6. Braziers Meadow and woods – Braziers Meadow – part of the old Ipswich airfield, this site holds the last breeding population of skylarks within the boundary of Ipswich. The meadow is also great for deer, small mammals, reptiles and birds. Bordering the meadow is Braziers Wood, which is awash with bluebells in spring and is a lovely wood with a stream and wet woodland and a large variety of wildlife that comes with these habitats.

7. Landseer Park – Once an old landfill site, this re-established green space consists of rolling hills of long grass and meadows, with ponds, a woodland walk and a fantastic range of wildlife. The grassland nature of this site makes it fantastic for insects and butterflies including the Marbled White Butterfly, found in only a handful of sites in Ipswich. This park also offers a number of orchids which bloom in the spring and summer months.

8. Bourne Park –On the boundary of Ipswich, Bourne Park contains a lovely wildlife area with a large reedbed and riverside walk. This area offers the possibility of seeing kingfishers, water voles and even otters as well as other mammals and a variety of small birds along your walk.

9. The Dales – The Dales offers a charming woodland walk, wildflower meadows and a number of small ponds, great for looking for breeding amphibians in spring. If you are walking around in early morning or at dusk you might be lucky enough to see the resident foxes or bats.

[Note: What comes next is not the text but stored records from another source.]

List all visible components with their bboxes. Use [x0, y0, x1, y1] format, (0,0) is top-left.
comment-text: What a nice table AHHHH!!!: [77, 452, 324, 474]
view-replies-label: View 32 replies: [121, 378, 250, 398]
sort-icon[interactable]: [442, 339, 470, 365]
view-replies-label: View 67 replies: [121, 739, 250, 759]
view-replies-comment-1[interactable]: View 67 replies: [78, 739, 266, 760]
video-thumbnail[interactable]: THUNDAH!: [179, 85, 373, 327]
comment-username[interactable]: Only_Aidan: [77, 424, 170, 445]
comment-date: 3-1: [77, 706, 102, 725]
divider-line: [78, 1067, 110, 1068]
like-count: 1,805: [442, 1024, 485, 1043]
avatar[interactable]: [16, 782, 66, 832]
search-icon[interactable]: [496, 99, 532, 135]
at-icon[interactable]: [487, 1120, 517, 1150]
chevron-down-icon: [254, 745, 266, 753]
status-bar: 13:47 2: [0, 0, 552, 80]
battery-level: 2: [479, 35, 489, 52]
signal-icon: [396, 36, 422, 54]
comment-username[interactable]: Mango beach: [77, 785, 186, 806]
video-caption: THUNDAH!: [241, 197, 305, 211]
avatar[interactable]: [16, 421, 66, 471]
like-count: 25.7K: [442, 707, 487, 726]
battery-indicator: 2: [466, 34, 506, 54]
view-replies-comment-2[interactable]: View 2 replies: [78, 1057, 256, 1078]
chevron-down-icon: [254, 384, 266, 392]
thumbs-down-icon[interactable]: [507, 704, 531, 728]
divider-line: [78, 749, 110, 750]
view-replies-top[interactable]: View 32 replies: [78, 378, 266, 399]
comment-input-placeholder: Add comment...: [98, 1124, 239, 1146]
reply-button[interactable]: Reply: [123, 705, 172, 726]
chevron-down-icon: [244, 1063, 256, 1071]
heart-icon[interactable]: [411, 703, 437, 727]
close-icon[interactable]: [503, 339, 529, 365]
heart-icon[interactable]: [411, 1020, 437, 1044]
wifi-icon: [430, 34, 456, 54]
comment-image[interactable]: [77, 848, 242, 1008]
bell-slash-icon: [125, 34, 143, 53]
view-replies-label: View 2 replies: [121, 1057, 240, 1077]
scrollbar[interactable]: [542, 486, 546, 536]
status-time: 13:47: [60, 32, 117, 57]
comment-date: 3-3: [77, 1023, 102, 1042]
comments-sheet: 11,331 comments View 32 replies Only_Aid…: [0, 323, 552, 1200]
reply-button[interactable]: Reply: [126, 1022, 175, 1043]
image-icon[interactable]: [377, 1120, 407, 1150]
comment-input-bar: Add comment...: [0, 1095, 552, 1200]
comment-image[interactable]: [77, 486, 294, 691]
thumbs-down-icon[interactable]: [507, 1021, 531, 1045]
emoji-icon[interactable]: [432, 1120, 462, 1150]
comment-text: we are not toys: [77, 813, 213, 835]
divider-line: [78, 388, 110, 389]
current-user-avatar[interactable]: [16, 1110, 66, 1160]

10. Chantry Park – As one of Ipswich’s largest parks, Chantry Park offers a great chance to go for a walk around a large green open space. Alongside the main grassland areas, Chantry has a county wildlife site with long grass and wildflower areas with a large population of reptiles and you might even see fox and deer. Chantry Park also offers an orchard, woodland and large ponds meaning it supports a large variety of wildlife.